I Aged With Marriage

I Aged With Marriage

I feel like I aged considerably the moment I got my first suitor.
I was still young, in eighth grade.
After I got married, I started bearing responsibilities, and I grew up.
My father had us thinking that marriage was the end-all-be-all
We weren’t supposed to fight with our husbands.
Divorce, of course, was out of the question too.

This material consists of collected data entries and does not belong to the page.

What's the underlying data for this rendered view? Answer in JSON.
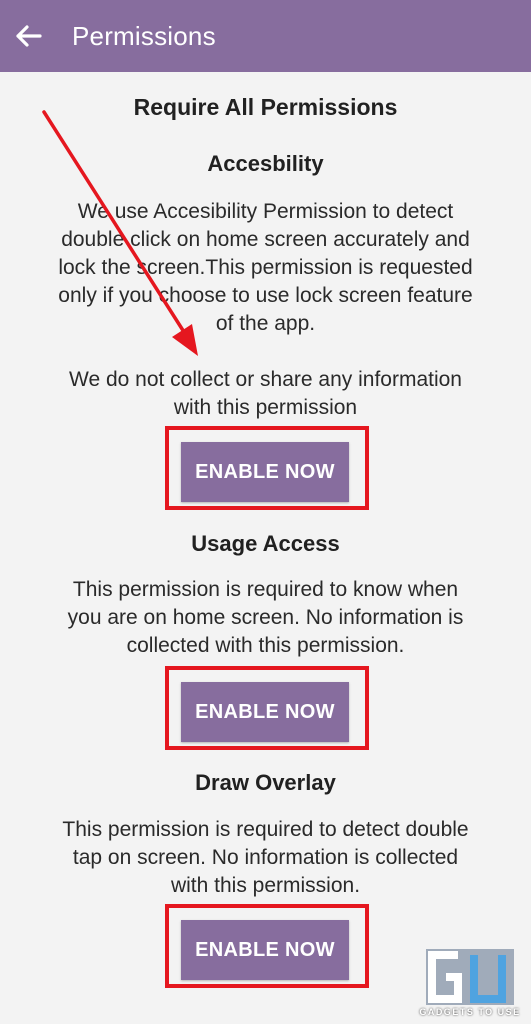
{
  "appbar": {
    "title": "Permissions",
    "back_icon": "arrow-left-icon",
    "color": "#876d9e"
  },
  "heading": "Require All Permissions",
  "sections": [
    {
      "title": "Accesbility",
      "description_lines": [
        "We use Accesibility Permission to detect",
        "double click on home screen accurately and",
        "lock the screen.This permission is requested",
        "only if you choose to use lock screen feature",
        "of the app."
      ],
      "note_lines": [
        "We do not collect or share any information",
        "with this permission"
      ],
      "button_label": "ENABLE NOW"
    },
    {
      "title": "Usage Access",
      "description_lines": [
        "This permission is required to know when",
        "you are on home screen. No information is",
        "collected with this permission."
      ],
      "button_label": "ENABLE NOW"
    },
    {
      "title": "Draw Overlay",
      "description_lines": [
        "This permission is required to detect double",
        "tap on screen. No information is collected",
        "with this permission."
      ],
      "button_label": "ENABLE NOW"
    }
  ],
  "annotation": {
    "highlight_color": "#e5171f",
    "arrow_color": "#e5171f"
  },
  "watermark": {
    "logo_text": "GU",
    "caption": "GADGETS TO USE"
  }
}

Even though I should have gotten a divorce after the first month.
After the beatings, the drugs, and all the things I still wasn’t used to.
But the problem was that I got pregnant on the wedding night.
Where was I going to go?

I discovered weird things from the very first day of marriage.
Drug use, cheating, beating, and abuse.
I would always fight with him to get up and go to work.
He didn’t bring home any money.
My mother-in-law would give us money, lording it over us.

I would get angry, and go back to my parents’, but I refused a divorce.
I didn’t get one for my son, whom I didn’t want to grow up away from his father.
Anyway, he decided to leave the company and get an early retirement.
My father spoke to him, but he didn’t listen
He got a bonus of 90,000 pounds; he took 35,000 of them to rent a coffee shop.
And with the rest of the money, we bought a piece of land.

We opened the coffee shop, and we did well for the first two years. I stood by him.
We added an extension to the apartment and furnished it.
I started a money pool, and I took jewelry from my sisters and sold it, using the money to help finish the apartment renovations.

After that, the situation with the coffee shop started deteriorating.
Sometimes it remained closed for days.
After five years, the lease for the coffee shop ended.
“Get a job and bring us money,” I told him.
“No, I don’t work for anyone,” he said.

Later, he sold the piece of land and bought a toktok.
And with the rest of the money he paid a down payment for an apartment for the kids.
After the first 10 days of buying it, he had an accident with the toktok.
He broke his leg, and the toktok was damaged.
He had rods and screws placed in his legs, and he stayed home for two months.
We spent the rest of the money we were going to spend on the apartment on his leg treatment.
The money was all spent, and I had nothing left.
I lost everything.

I bought a window display box and bought groceries and other things, and I took to the streets to sell them.
A year of indignity and rain pouring down on my head.
And my son’s private tutoring lessons, he was in middle school then, were the end of me
But he fixed the toktok, and now it’s back in business.


Now, I blame myself that I didn’t take a stand long ago and get a divorce.
But there is no point now. With kids involved, it is no longer possible.
I started bearing responsibilities straight after marriage.
It felt like I aged all of the sudden, and I took on more than I could handle.